Con il ritorno del re l'attività del C. riprende per un paio d'anni, che lo vedono impegnato soprattutto nei lavori di restauro della residenza di Carditello, danneggiata dall'occupazione francese (per questa attività riceveva "ducati dieci per una mesata come Capitano Ingegnere delle Reali Fabbriche di Carditello", oltre a un rimborso di 35 carlini, "un rotolo di aglio ogni due mesi e due rotoli d'insogna rancida", come contributi per le spese del cocchiere che l'accompagnava sui lavori: Alisio, 1976, p. 61).

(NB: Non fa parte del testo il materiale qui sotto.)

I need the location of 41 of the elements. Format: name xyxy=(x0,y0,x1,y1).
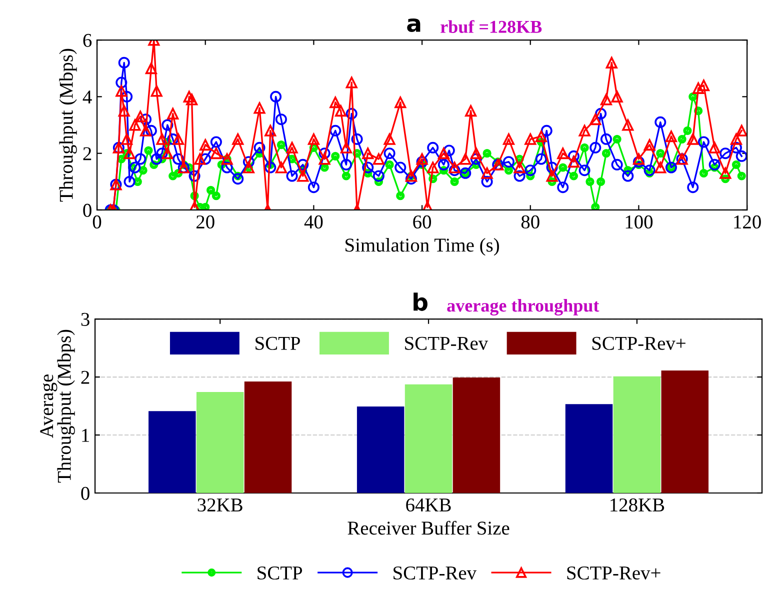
x-tick-label: 20 xyxy=(196,215,214,229)
y-axis-title: Average Throughput (Mbps) xyxy=(40,330,75,483)
bar xyxy=(244,382,292,493)
y-tick-label: 3 xyxy=(81,312,90,326)
x-tick-label: 60 xyxy=(413,215,432,229)
chart-title: b xyxy=(414,292,428,311)
legend-label: SCTP xyxy=(256,336,300,350)
x-tick-label: 40 xyxy=(304,215,323,229)
y-tick-label: 6 xyxy=(83,34,92,47)
chart-title: a xyxy=(407,18,420,32)
legend-label: SCTP-Rev xyxy=(394,566,477,580)
x-tick-label: 100 xyxy=(626,215,653,229)
legend-label: SCTP-Rev xyxy=(405,336,488,350)
x-tick-label: 128KB xyxy=(610,498,664,512)
x-tick-label: 64KB xyxy=(406,498,451,512)
legend-label: SCTP xyxy=(258,566,302,580)
y-tick-label: 1 xyxy=(82,428,90,442)
bar xyxy=(356,406,404,493)
x-tick-label: 120 xyxy=(734,215,761,229)
y-tick-label: 2 xyxy=(81,370,90,384)
y-axis-title: Throughput (Mbps) xyxy=(59,48,77,202)
bar xyxy=(613,376,661,493)
y-tick-label: 4 xyxy=(82,90,92,104)
x-tick-label: 32KB xyxy=(198,498,242,512)
legend-label: SCTP-Rev+ xyxy=(567,566,660,580)
chart-subtitle: average throughput xyxy=(447,299,600,316)
x-tick-label: 80 xyxy=(521,215,540,229)
x-axis-title: Receiver Buffer Size xyxy=(348,520,510,535)
bar xyxy=(404,384,452,493)
legend-label: SCTP-Rev+ xyxy=(592,336,686,350)
y-tick-label: 2 xyxy=(83,147,92,160)
x-tick-label: 0 xyxy=(92,215,102,229)
bar xyxy=(148,411,196,493)
bar xyxy=(196,392,244,493)
x-axis-title: Simulation Time (s) xyxy=(346,238,499,256)
bar xyxy=(661,370,709,493)
bar xyxy=(452,377,500,493)
y-tick-label: 0 xyxy=(83,204,92,217)
bar xyxy=(565,404,613,493)
y-tick-label: 0 xyxy=(81,486,90,500)
chart-subtitle: rbuf =128KB xyxy=(440,20,542,33)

L'ultimo progetto del C. (1801) è la chiesa del quartiere della Vaccheria, presso San Leucio, dedicata a S. Maria delle Grazie, che verrà terminata nel 1805 dal suo allievo Giovanni Patturelli: una sorprendente conferma - con la sua facciata di linee neogotiche - del suo costante aggiornamento culturale.

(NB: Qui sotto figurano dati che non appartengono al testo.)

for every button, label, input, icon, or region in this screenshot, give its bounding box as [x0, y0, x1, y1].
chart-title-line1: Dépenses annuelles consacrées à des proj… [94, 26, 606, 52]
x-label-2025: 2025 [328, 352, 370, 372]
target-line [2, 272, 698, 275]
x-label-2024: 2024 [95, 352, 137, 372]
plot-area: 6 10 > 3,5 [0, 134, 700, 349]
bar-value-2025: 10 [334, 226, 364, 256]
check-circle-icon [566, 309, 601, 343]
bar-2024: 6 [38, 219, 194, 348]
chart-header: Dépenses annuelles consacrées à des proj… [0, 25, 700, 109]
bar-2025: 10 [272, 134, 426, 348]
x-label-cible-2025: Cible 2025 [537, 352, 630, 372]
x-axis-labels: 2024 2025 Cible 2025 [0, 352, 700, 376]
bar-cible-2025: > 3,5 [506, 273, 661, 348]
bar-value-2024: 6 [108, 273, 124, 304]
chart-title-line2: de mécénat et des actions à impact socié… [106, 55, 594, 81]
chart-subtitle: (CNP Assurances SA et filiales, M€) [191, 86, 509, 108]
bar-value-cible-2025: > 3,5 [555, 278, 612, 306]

Il C. morì tra il 19 genn. 1804, data della sua ultima firma nei documenti di Carditello, e il 1º febbr. 1806, quando al suo posto firma il Brunelli. Il 2 apr. 1775 era stato fatto accademico di S. Luca (Roma, Arch. stor. dell'Acc. di S. Luca, XXVIII, c. 19r; LIII, cc. 60, 71).

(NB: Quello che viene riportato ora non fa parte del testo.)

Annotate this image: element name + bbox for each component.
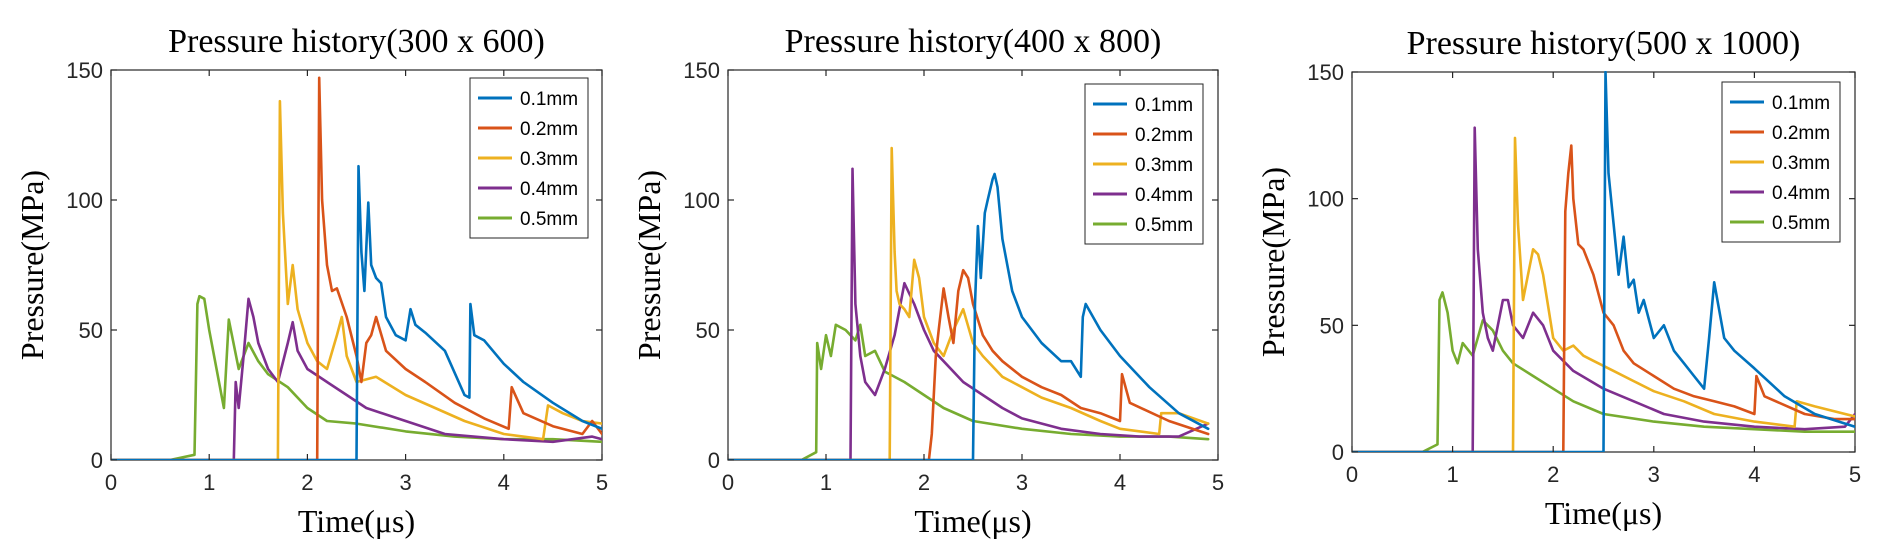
- y-tick-label: 50: [696, 318, 720, 343]
- x-tick-label: 2: [301, 470, 313, 495]
- y-axis-label: Pressure(MPa): [631, 170, 667, 360]
- legend-entry-4: 0.5mm: [1772, 213, 1830, 234]
- x-tick-label: 0: [1346, 462, 1358, 487]
- y-tick-label: 150: [66, 58, 103, 83]
- chart-title: Pressure history(300 x 600): [168, 23, 545, 60]
- legend-entry-0: 0.1mm: [1135, 95, 1193, 116]
- series-line-4: [1352, 291, 1855, 452]
- series-line-3: [1352, 126, 1855, 452]
- series-line-4: [728, 323, 1210, 460]
- series-line-1: [1352, 144, 1855, 452]
- series-line-1: [728, 268, 1210, 460]
- x-tick-label: 1: [203, 470, 215, 495]
- series-line-0: [1352, 71, 1855, 452]
- series-line-3: [728, 167, 1210, 460]
- y-tick-label: 0: [708, 448, 720, 473]
- series-line-1: [111, 76, 602, 460]
- x-tick-label: 1: [1446, 462, 1458, 487]
- legend-entry-4: 0.5mm: [1135, 215, 1193, 236]
- x-tick-label: 5: [596, 470, 608, 495]
- x-tick-label: 4: [1748, 462, 1760, 487]
- x-tick-label: 5: [1212, 470, 1224, 495]
- y-tick-label: 150: [683, 58, 720, 83]
- x-tick-label: 1: [820, 470, 832, 495]
- legend-entry-1: 0.2mm: [520, 119, 578, 140]
- legend-entry-2: 0.3mm: [520, 149, 578, 170]
- x-tick-label: 3: [1016, 470, 1028, 495]
- y-tick-label: 0: [1332, 440, 1344, 465]
- series-line-0: [111, 164, 602, 460]
- x-tick-label: 3: [1648, 462, 1660, 487]
- legend-entry-2: 0.3mm: [1772, 153, 1830, 174]
- y-tick-label: 100: [66, 188, 103, 213]
- y-axis-label: Pressure(MPa): [14, 170, 50, 360]
- y-tick-label: 150: [1307, 60, 1344, 85]
- legend-entry-2: 0.3mm: [1135, 155, 1193, 176]
- y-axis-label: Pressure(MPa): [1255, 167, 1291, 357]
- y-tick-label: 100: [1307, 187, 1344, 212]
- y-tick-label: 0: [91, 448, 103, 473]
- y-tick-label: 50: [1320, 313, 1344, 338]
- y-tick-label: 100: [683, 188, 720, 213]
- legend-entry-4: 0.5mm: [520, 209, 578, 230]
- series-line-3: [111, 297, 602, 460]
- series-line-0: [728, 172, 1210, 460]
- x-tick-label: 0: [105, 470, 117, 495]
- x-axis-label: Time(μs): [914, 503, 1031, 539]
- series-group: [728, 146, 1210, 460]
- series-group: [1352, 71, 1855, 452]
- x-tick-label: 5: [1849, 462, 1861, 487]
- legend: 0.1mm 0.2mm 0.3mm 0.4mm 0.5mm: [1721, 81, 1841, 243]
- x-tick-label: 4: [1114, 470, 1126, 495]
- legend-entry-3: 0.4mm: [1772, 183, 1830, 204]
- chart-title: Pressure history(500 x 1000): [1407, 25, 1801, 62]
- x-tick-label: 3: [399, 470, 411, 495]
- series-line-2: [111, 99, 602, 460]
- legend: 0.1mm 0.2mm 0.3mm 0.4mm 0.5mm: [469, 77, 589, 239]
- x-axis-label: Time(μs): [1545, 495, 1662, 531]
- legend-entry-0: 0.1mm: [520, 89, 578, 110]
- series-line-2: [1352, 136, 1855, 452]
- x-axis-label: Time(μs): [298, 503, 415, 539]
- legend-entry-1: 0.2mm: [1772, 123, 1830, 144]
- legend-entry-0: 0.1mm: [1772, 93, 1830, 114]
- x-tick-label: 4: [498, 470, 510, 495]
- legend: 0.1mm 0.2mm 0.3mm 0.4mm 0.5mm: [1084, 83, 1204, 245]
- series-group: [111, 76, 602, 460]
- x-tick-label: 2: [918, 470, 930, 495]
- legend-entry-3: 0.4mm: [1135, 185, 1193, 206]
- chart-title: Pressure history(400 x 800): [785, 23, 1162, 60]
- legend-entry-1: 0.2mm: [1135, 125, 1193, 146]
- x-tick-label: 2: [1547, 462, 1559, 487]
- y-tick-label: 50: [79, 318, 103, 343]
- x-tick-label: 0: [722, 470, 734, 495]
- legend-entry-3: 0.4mm: [520, 179, 578, 200]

Fonti e Bibl.: L. Vanvitelli jr., Vita di Luigi Vanvitelli [1823], a cura di M. Rotili, Napoli 1975, pp. 168, 170, 190, 248; F. Patturelli, Caserta e San Leucio, Napoli 1826, pp. 14 s., 75 s., 81-85; Id., Della vita e delle opere di G. Parturelli,architetto il più antico tra quelli della Real Casa, Napoli 1849, pp. 7-12; G. Tescione, L'arte della seta a Napoli e la colonia di San Leucio, Napoli 1932, pp. 96-111; G. Chierici, La reggia di Caserta, Roma 1937, pp. 72-75; A. Schiavo, San Leucio, in Atti dell'VIII Congr. naz. di storia dell'archit., Caserta 1953, pp. 165-178; A. Venditti, L'architettura dell'età neoclassica a Napoli, Napoli 1961, pp. 90-132; R. De Fusco, L'archit. della seconda metà del Settecento, in Storia di Napoli, VI, Napoli 1971, pp. 400-410; C. Severati, Stupinigi e Carditello: architettura e paesaggio nell'Italia del '700, in L'Architettura, XVI (1971), pp. 760-764; E. Battisti-G. Rosso Del Brenna, Recupero di un'utopia; San Leucio presso Caserta, in Controspazio, dicembre 1974, pp. 52-54; P. Melis, G. B. Piranesi: un "ampio Magnifico Collegio" per l'architettura, in Psicon, 1975, n. 4, pp. 85-87; G. Alisio, Siti reali dei Borboni, Roma 1976, pp. 48-55, 60-64; G. Rosso Del Brenna, La storia dell'esperimento, in San Leucio,archeologia,storia,progetto (catal.), Milano 1977, pp. 44-48, 72-74; R. Plunz, San Leucio,vitalità di una tradizione,ibid., pp. 110 s.; G. Afisio, Urbanistica napoletana del Settecento, Bari 1979, pp. 40-43; A. Gambardella, Sabatini,Sintes,C., tre architetti per il concorso Clementino del 1750, in Luigi Vanvitelli e il 700 europeo. Atti d. Congresso internazionale di storia dell'architettura,1973, I, Napoli 1979, p. 275-281; F. Divenuto, Un allievo del Vanvitelli: F. C., ibidem, II, pp. 65-80; Civiltà del'700 a Napoli... (catal.), I-II, Napoli 1980, ad Indicem.